The recent row between Churches and state over welfare policy shows how the power of the clergy is waning, argues Paul Goodman
By Paul Goodman

Justin Welby has taken over a Church of England that idealises the welfare state Photo: Getty Images
The Church’s report was seen as an attack on the Government, and the counter-assault from the Conservatives came quickly. “Pure Marxism,” said a Cabinet minister. A Tory MP added that it had been produced by “a load of Communist clerics”. The Prime Minister complained to a friend that the document contained “nothing about self-help or doing anything for yourself”.
The indignant vigour of that last sentiment gives the game away. The report in question wasn’t The Lies We Tell Ourselves, the recent attack on the Government’s welfare reforms produced by the Baptist Union of Great Britain, the Methodist Church, the United Reformed Church and the Church of Scotland, and the offended prime minister wasn’t David Cameron. It was Faith in the City, issued in 1985 by a special commission to the then Archbishop of Canterbury, Robert Runcie, and the leader in question was Margaret Thatcher.

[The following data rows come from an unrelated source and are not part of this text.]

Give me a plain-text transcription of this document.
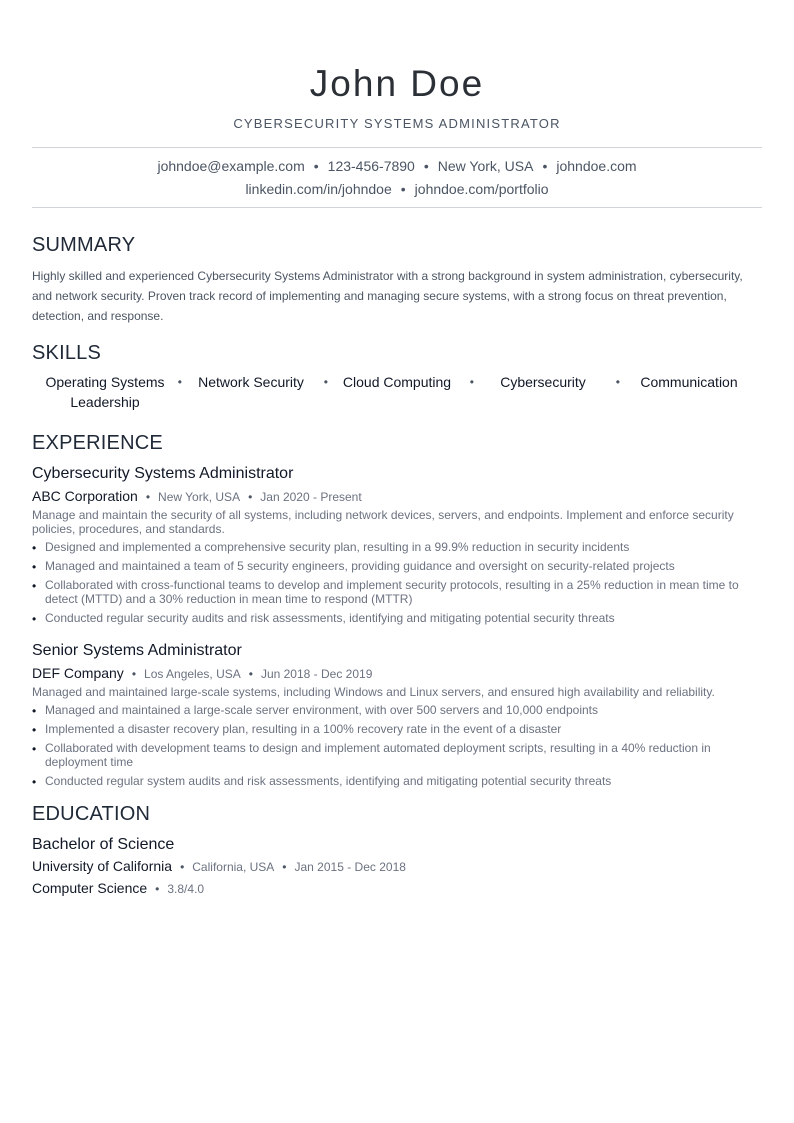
John Doe
CYBERSECURITY SYSTEMS ADMINISTRATOR
johndoe@example.com • 123-456-7890 • New York, USA • johndoe.com
linkedin.com/in/johndoe • johndoe.com/portfolio
SUMMARY
Highly skilled and experienced Cybersecurity Systems Administrator with a strong background in system administration, cybersecurity, and network security. Proven track record of implementing and managing secure systems, with a strong focus on threat prevention, detection, and response.
SKILLS
Operating Systems •	Network Security •	Cloud Computing •	Cybersecurity	•	Communication
Leadership
EXPERIENCE
Cybersecurity Systems Administrator
ABC Corporation • New York, USA • Jan 2020 - Present
Manage and maintain the security of all systems, including network devices, servers, and endpoints. Implement and enforce security policies, procedures, and standards.
• Designed and implemented a comprehensive security plan, resulting in a 99.9% reduction in security incidents
• Managed and maintained a team of 5 security engineers, providing guidance and oversight on security-related projects
• Collaborated with cross-functional teams to develop and implement security protocols, resulting in a 25% reduction in mean time to detect (MTTD) and a 30% reduction in mean time to respond (MTTR)
• Conducted regular security audits and risk assessments, identifying and mitigating potential security threats
Senior Systems Administrator
DEF Company • Los Angeles, USA • Jun 2018 - Dec 2019
Managed and maintained large-scale systems, including Windows and Linux servers, and ensured high availability and reliability.
• Managed and maintained a large-scale server environment, with over 500 servers and 10,000 endpoints
• Implemented a disaster recovery plan, resulting in a 100% recovery rate in the event of a disaster
• Collaborated with development teams to design and implement automated deployment scripts, resulting in a 40% reduction in deployment time
• Conducted regular system audits and risk assessments, identifying and mitigating potential security threats
EDUCATION
Bachelor of Science
University of California • California, USA • Jan 2015 - Dec 2018
Computer Science • 3.8/4.0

Mind you, comparing and contrasting the two rows should indeed bring Karl Marx to mind. After all, they provide yet another reminder that he was wrong. For today, history is repeating itself as farce – without, as Marx claimed, repeating itself first as tragedy.
The contrast between Faith in the City and The Lies We Tell Ourselves is telling. Whatever one thinks of its conclusions – not least the idea that Thatcherism was to blame for the growing spiritual and economic poverty of Britain’s inner cities – the first was a serious and detailed piece of policy work, one capable of inspiring a follow-up report 10 years later. The second contains no recommendations. It is simply a plea on behalf of those claiming benefits – and therefore one on behalf of the benefits system itself.

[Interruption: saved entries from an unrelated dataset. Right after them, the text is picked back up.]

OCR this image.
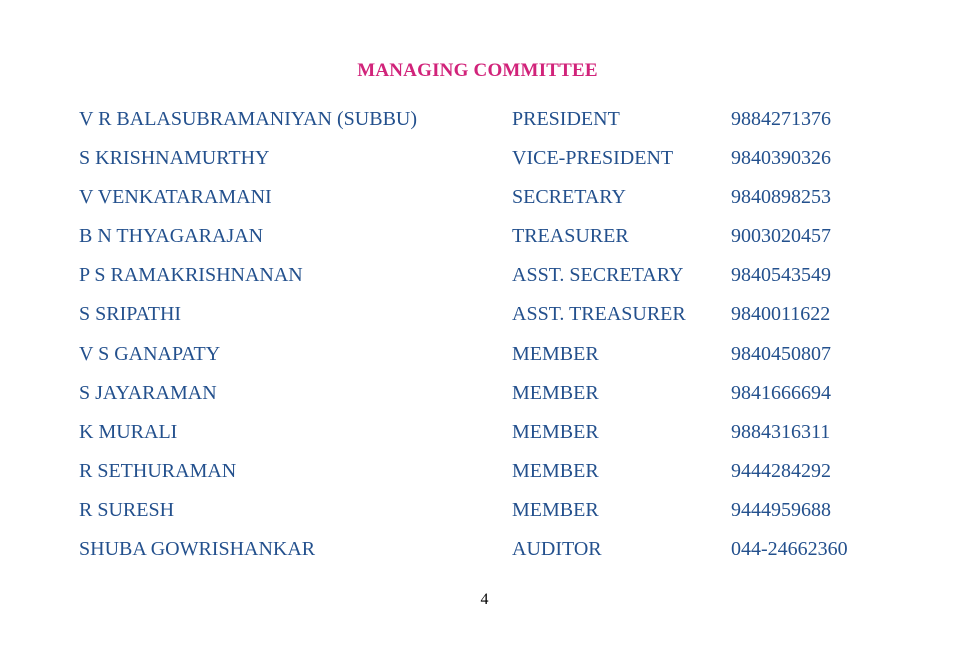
MANAGING COMMITTEE
V R BALASUBRAMANIYAN (SUBBU)	PRESIDENT	9884271376
S KRISHNAMURTHY	VICE-PRESIDENT	9840390326
V VENKATARAMANI	SECRETARY	9840898253
B N THYAGARAJAN	TREASURER	9003020457
P S RAMAKRISHNANAN	ASST. SECRETARY 9840543549
S SRIPATHI	ASST. TREASURER 9840011622
V S GANAPATY	MEMBER	9840450807
S JAYARAMAN	MEMBER	9841666694
K MURALI	MEMBER	9884316311
R SETHURAMAN	MEMBER	9444284292
R SURESH	MEMBER	9444959688
SHUBA GOWRISHANKAR	AUDITOR	044-24662360
4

Indeed, the entire dispute is artificial. The Lies We Tell Ourselves was published over a month ago. It seems to have been rehashed by the BBC over the weekend – on the verge of the Government’s changes to the welfare system going live. (Bias, anyone?). Whatever the background, the diminished vision of the report, and the muted reaction of ministers, says much about how Britain has altered.